Invité au Conservatoire de La Havane, le pianiste découvre le bel accueil que lui réservent les étudiants. "J'étais impressionné, pas surpris car je m'attendais à être en présence d'un niveau très élevé. C'est un pays où la musique est très présente, très vivante, c'est comme l'air qu'ils respirent. J'ai eu la surprise d'être accueilli par un grand orchestre qui n'attendait que mon entrée pour commencer à swinguer... C'était comme un grand bouquet de fleurs en musique." Le documentaire recèle aussi de beaux duos.

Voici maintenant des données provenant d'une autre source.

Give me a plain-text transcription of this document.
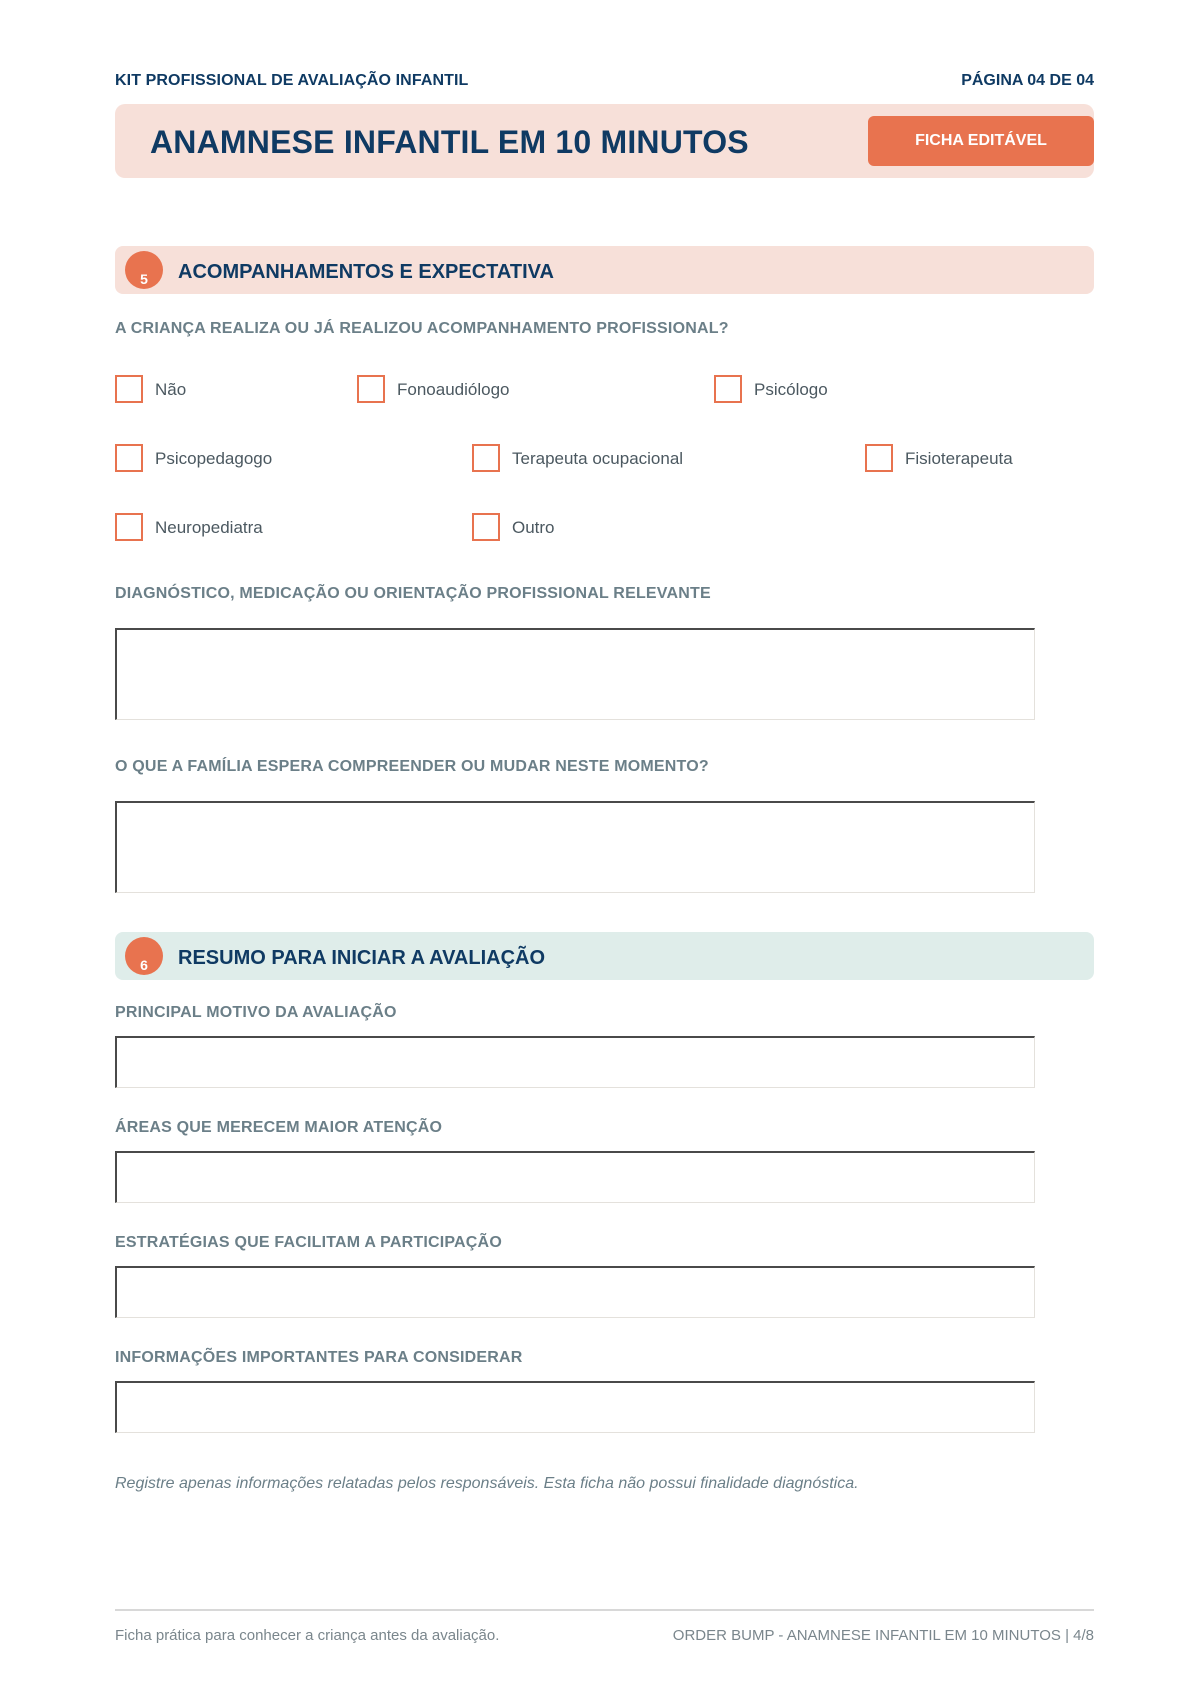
KIT PROFISSIONAL DE AVALIAÇÃO INFANTIL	PÁGINA 04 DE 04
ANAMNESE INFANTIL EM 10 MINUTOS	FICHA EDITÁVEL
5	ACOMPANHAMENTOS E EXPECTATIVA
A CRIANÇA REALIZA OU JÁ REALIZOU ACOMPANHAMENTO PROFISSIONAL?
Não	Fonoaudiólogo	Psicólogo
Psicopedagogo	Terapeuta ocupacional	Fisioterapeuta
Neuropediatra	Outro
DIAGNÓSTICO, MEDICAÇÃO OU ORIENTAÇÃO PROFISSIONAL RELEVANTE
O QUE A FAMÍLIA ESPERA COMPREENDER OU MUDAR NESTE MOMENTO?
6	RESUMO PARA INICIAR A AVALIAÇÃO
PRINCIPAL MOTIVO DA AVALIAÇÃO
ÁREAS QUE MERECEM MAIOR ATENÇÃO
ESTRATÉGIAS QUE FACILITAM A PARTICIPAÇÃO
INFORMAÇÕES IMPORTANTES PARA CONSIDERAR
Registre apenas informações relatadas pelos responsáveis. Esta ficha não possui finalidade diagnóstica.
Ficha prática para conhecer a criança antes da avaliação.	ORDER BUMP - ANAMNESE INFANTIL EM 10 MINUTOS | 4/8
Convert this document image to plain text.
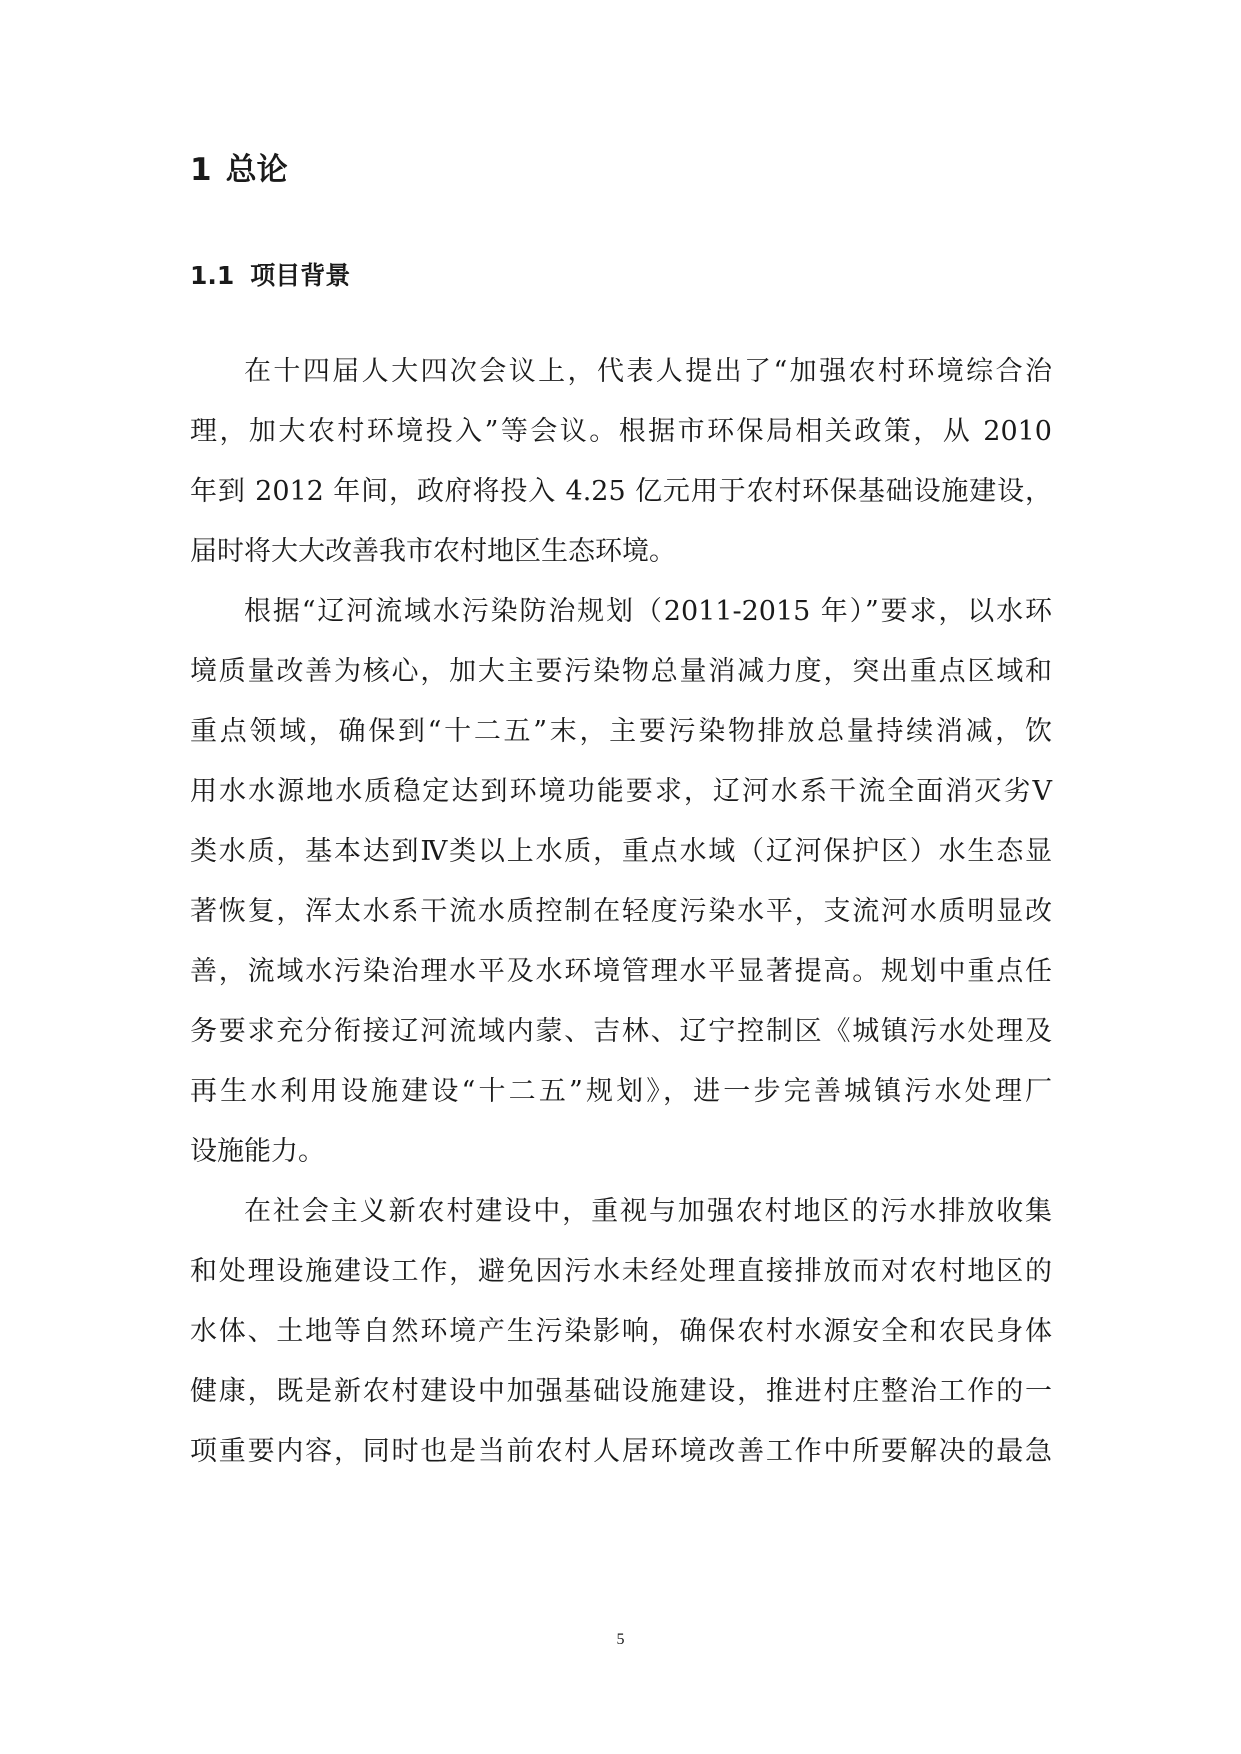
1 总论
1.1 项目背景
在十四届人大四次会议上，代表人提出了“加强农村环境综合治
理，加大农村环境投入”等会议。根据市环保局相关政策，从 2010
年到 2012 年间，政府将投入 4.25 亿元用于农村环保基础设施建设，
届时将大大改善我市农村地区生态环境。
根据“辽河流域水污染防治规划（2011-2015 年）”要求，以水环
境质量改善为核心，加大主要污染物总量消减力度，突出重点区域和
重点领域，确保到“十二五”末，主要污染物排放总量持续消减，饮
用水水源地水质稳定达到环境功能要求，辽河水系干流全面消灭劣Ⅴ
类水质，基本达到Ⅳ类以上水质，重点水域（辽河保护区）水生态显
著恢复，浑太水系干流水质控制在轻度污染水平，支流河水质明显改
善，流域水污染治理水平及水环境管理水平显著提高。规划中重点任
务要求充分衔接辽河流域内蒙、吉林、辽宁控制区《城镇污水处理及
再生水利用设施建设“十二五”规划》，进一步完善城镇污水处理厂
设施能力。
在社会主义新农村建设中，重视与加强农村地区的污水排放收集
和处理设施建设工作，避免因污水未经处理直接排放而对农村地区的
水体、土地等自然环境产生污染影响，确保农村水源安全和农民身体
健康，既是新农村建设中加强基础设施建设，推进村庄整治工作的一
项重要内容，同时也是当前农村人居环境改善工作中所要解决的最急
5
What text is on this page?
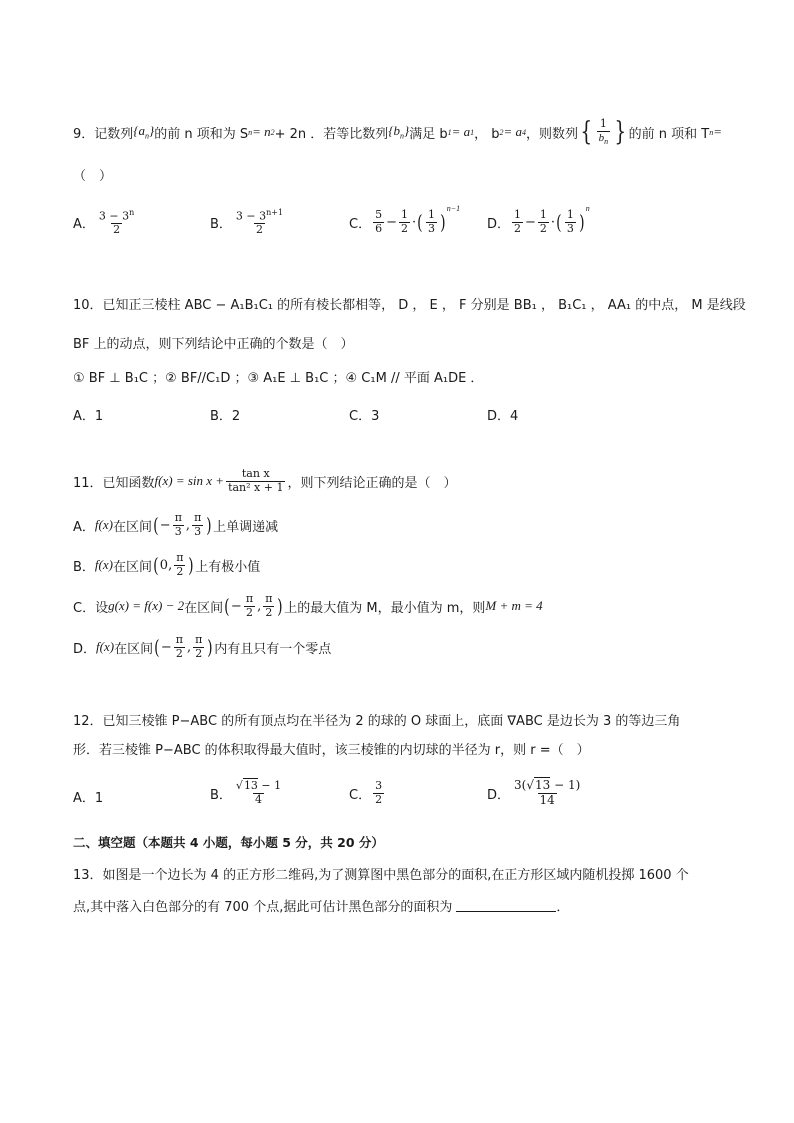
9． 记数列 $\{a_n\}$ 的前 n 项和为 S n = n 2 + 2n ．若等比数列 $\{b_n\}$ 满足 b 1 = a 1 ， b 2 = a 4 ，则数列 { $\frac{1}{b_n}$ } 的前 n 项和 T n =
（　）
A． $\frac{3 - 3^n}{2}$	B． $\frac{3 - 3^{n+1}}{2}$	C． $\frac{5}{6} - \frac{1}{2}$ · ( $\frac{1}{3}$ )
$^{n-1}$
D． $\frac{1}{2} - \frac{1}{2}$ · ( $\frac{1}{3}$ )
$^n$
10．已知正三棱柱 ABC − A₁B₁C₁ 的所有棱长都相等， D ， E ， F 分别是 BB₁ ， B₁C₁ ， AA₁ 的中点， M 是线段
BF 上的动点，则下列结论中正确的个数是（　）
① BF ⊥ B₁C ；② BF//C₁D ；③ A₁E ⊥ B₁C ；④ C₁M // 平面 A₁DE ．
A．1	B．2	C．3	D．4
11．已知函数 $f(x) = \sin x + \frac{\text{tan x}}{\text{tan² x + 1}}$ ，则下列结论正确的是（　）
A． f(x) 在区间 ( − $\frac{\pi}{3}$ , $\frac{\pi}{3}$ ) 上单调递减
B． f(x) 在区间 ( 0, $\frac{\pi}{2}$ ) 上有极小值
C．设 g(x) = f(x) − 2 在区间 ( − $\frac{\pi}{2}$ , $\frac{\pi}{2}$ ) 上的最大值为 M，最小值为 m，则 M + m = 4
D． f(x) 在区间 ( − $\frac{\pi}{2}$ , $\frac{\pi}{2}$ ) 内有且只有一个零点
12．已知三棱锥 P−ABC 的所有顶点均在半径为 2 的球的 O 球面上，底面 ∇ABC 是边长为 3 的等边三角
形．若三棱锥 P−ABC 的体积取得最大值时，该三棱锥的内切球的半径为 r，则 r =（　）
A．1	B． $\frac{√13 - 1}{4}$	C． $\frac{3}{2}$	D． $\frac{3(√13 - 1)}{14}$
二、填空题（本题共 4 小题，每小题 5 分，共 20 分）
13．如图是一个边长为 4 的正方形二维码,为了测算图中黑色部分的面积,在正方形区域内随机投掷 1600 个
点,其中落入白色部分的有 700 个点,据此可估计黑色部分的面积为	．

Un piano-voix avec la jeune Dayalex sur Contigo Aprendí et Dos Gardenias. Et surtout, un duo de pianos avec Leyanis Valdés, héritière d'une lignée de pianistes cubains, son père Chucho et son grand-père Bebo, le temps d'une superbe séquence de danse. "Je suis très impressionné d'avoir rencontré Leyanis, la fille de Chucho Valdés qui est l'un de mes plus grands héros dans la musique", commente Alain Jean-Marie.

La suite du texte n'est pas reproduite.